— Подай вина для гостя, — приказала она толстухе.
Арик поцеловал Лалитии руку и сел на кушетку напротив нее.
Отметив белизну ее шеи и красивые выпуклости грудей, он подумал вдруг, как хорошо было бы вонзить кинжал в это зеленое платье. Он вообразил себе, как оно окрасится кровью.
Нет, напрасно Элдикар не допустил его посмотреть на пытки. Сладостные вопли жертвы мерещились ему весь день.
Лалития не нужна ему больше — так почему бы ее и не убить?
— Я вижу, вы в хорошем расположении духа, князь? — сказала Лалития.
— Да, дорогая. Я чувствую себя... бессмертным.
Что-то в манере Арика заставило ее вздрогнуть — она сама не знала, что именно. Он казался спокойным, только глаза как-то странно блестели.
— Я испытала большое облегчение, узнав, что вы пережили это побоище. Должно быть, это было ужасно.
— Напротив, восхитительно — ведь столько моих врагов погибло разом. Жаль, что я не могу этого повторить.
Теперь ей стало по-настоящему страшно.
— Итак, отныне нашим герцогом будете вы, — сказала она.
— На какое-то время. — Он встал и вынул кинжал из ножен.
Лалития замерла на месте.
— Скучно мне, Рыжик, — самым обычным тоном промолвил он. — Ничего-то меня больше не интересует. Покричишь для меня немножко?

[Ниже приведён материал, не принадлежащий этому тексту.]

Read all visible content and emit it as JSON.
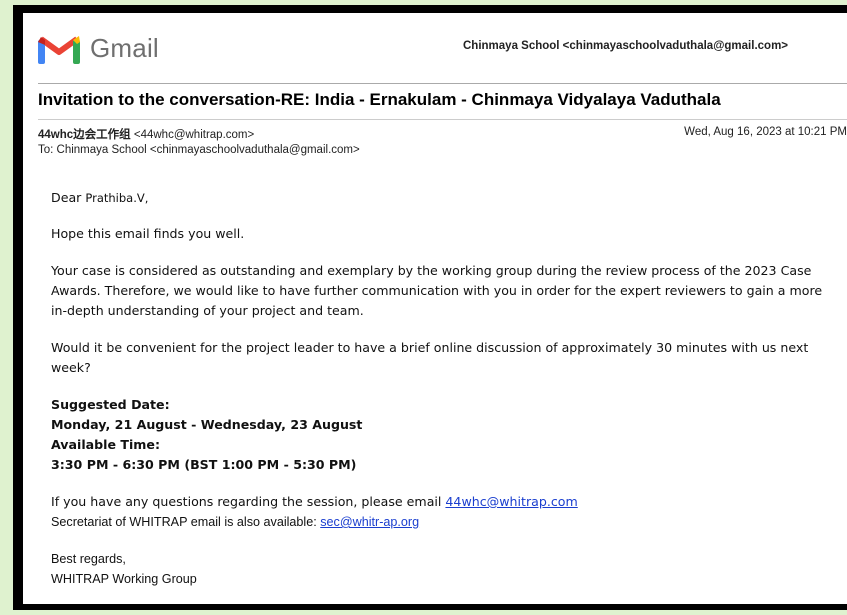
{
  "app": {
    "name": "Gmail",
    "account": "Chinmaya School <chinmayaschoolvaduthala@gmail.com>"
  },
  "email": {
    "subject": "Invitation to the conversation-RE: India - Ernakulam - Chinmaya Vidyalaya Vaduthala",
    "from_name": "44whc边会工作组",
    "from_addr": " <44whc@whitrap.com>",
    "to_line": "To: Chinmaya School <chinmayaschoolvaduthala@gmail.com>",
    "date": "Wed, Aug 16, 2023 at 10:21 PM",
    "greeting_prefix": "Dear ",
    "greeting_name": "Prathiba.V,",
    "line_hope": "Hope this email finds you well.",
    "para_case": "Your case is considered as outstanding and exemplary by the working group during the review process of the 2023 Case Awards. Therefore, we would like to have further communication with you in order for the expert reviewers to gain a more in-depth understanding of your project and team.",
    "para_convenient": "Would it be convenient for the project leader to have a brief online discussion of approximately 30 minutes with us next week?",
    "suggested_date_label": "Suggested Date:",
    "suggested_date_value": "Monday, 21 August - Wednesday, 23 August",
    "available_time_label": "Available Time:",
    "available_time_value": "3:30 PM - 6:30 PM (BST 1:00 PM - 5:30 PM)",
    "questions_text": "If you have any questions regarding the session, please email ",
    "questions_link": "44whc@whitrap.com ",
    "secretariat_text": "Secretariat of WHITRAP email is also available: ",
    "secretariat_link": "sec@whitr-ap.org",
    "regards": "Best regards,",
    "signature": "WHITRAP Working Group"
  },
  "colors": {
    "background": "#dff2cf",
    "link": "#1a3ecf"
  },
  "icons": {
    "logo": "gmail-logo-icon"
  }
}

— Ни для тебя, ни для кого другого. — Лалития выхватила из-за атласной диванной подушки тонкий стилет.
— Рыжик, ты прелесть! Вот теперь мне совсем не скучно!
— Подойди поближе, и тебе уж больше не придется скучать.
Дверь позади Лалитии отворилась, и вошел Шардин, священник Истока. Арик, увидев его, улыбнулся.
— Вот, значит, где ты прятался, священник. Кто бы мог подумать? Мои люди обыскали дома твоих прихожан, но к шлюхам заглянуть не догадались.
— Что с тобой, Арик? — помолчав, спросил священник.
— Со мной? Смешной вопрос... Я стал молодым, сильным и бессмертным.
— В прошлом году я был у тебя на Ивовом озере. Ты казался довольным жизнью. Я помню, как ты играл с ребенком.
— Да, с моей дочуркой.
— Не знал, что у тебя есть дочь. Где она теперь?
— Умерла.
— Ты горевал по ней? — тихо, но властно спросил Шардин.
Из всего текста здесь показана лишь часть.